Расторжение помолвки он провёл мгновенно. Честное слово, мне даже дышать легче стало! А потом с горя предложил мне отведать трёхсот летнего коллекционного вина, который он хранит уже тьма знает сколько времени, оберегая дорогущий напиток и дожидаясь свадьбы своей любимой доченьки.

— Так не свадьба же, — осторожно заметил я.

Эор в ответ только рукой махнул:

— С такой дочкой я до свадьбы не доживу.

И пошёл, собственно, за своим вином, предложив мне подождать его в кухне. Найти причины для отказа я не успел, а уходить молча, не попрощавшись даже, не позволяло воспитание. К тому же, у эора тут горе (а у меня счастье), так почему бы и не составить ему компанию?

Я только-только присел за кухонный стол, как вдруг откуда-то из глубины дома донёсся громкий яростный крик, а следом за ним горестный вой.

На крик сбежалась, кажется, вся прислуга, испуганно глядя на своего хозяина. А он, изобразив великое страдание, быстро всех их разогнал, бубня что-то о том, что они так все его тайники отыщут.

— Вот зараза! — Воскликнул в сердцах, саданув кулаком по деревянному дверному косяку так, что тот трещинами пошёл.

— Кто? — Спросил из чистого уважения, не горя желанием услышать ответ.

И уже тем более никак не ожидая, что эор с яростью прорычит:

— Давина!

А дальше всё интереснее и интереснее.

— Это кто? — Осторожно так поинтересовался у крайне расстроенного отца своей бывшей невесты.

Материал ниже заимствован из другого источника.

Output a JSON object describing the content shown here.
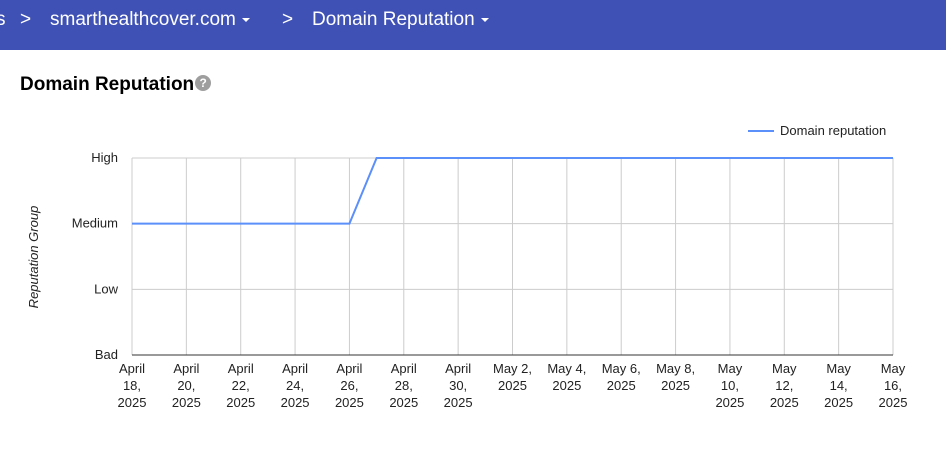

А перед глазами уже мелькало лицо запертого у меня дома недоразумения. Какова вероятность того, что мы сейчас говорим о разных Давинах? С учётом того, что она как-то была связана с Мирой, и что выражение лица эора сейчас было совсем безрадостным, рискну предположить, что равна она нулю.

И интуиция меня не подвела.

Об этом я узнал несколько позже, сидя с Гэрионом в кухне и слушая его пьяные стенания на тему «Жизнь моя несладкая».

Так значит, сёстры. Ещё и ведьма. Очень интересно! И столько я интересного услышал про её мать, тоже, кстати, ведьму, да и про саму Давину, которая, бессовестная нахалка, жить спокойно отцу и сестре не даёт. Вечно ему защитные контуры взламывает. Тут вот ещё и про погреб его узнала, ещё и вино, которое он столько лет хранил, украла. Она там ещё много чего натворила, но после слов о защитном контуре я слушать уже перестал.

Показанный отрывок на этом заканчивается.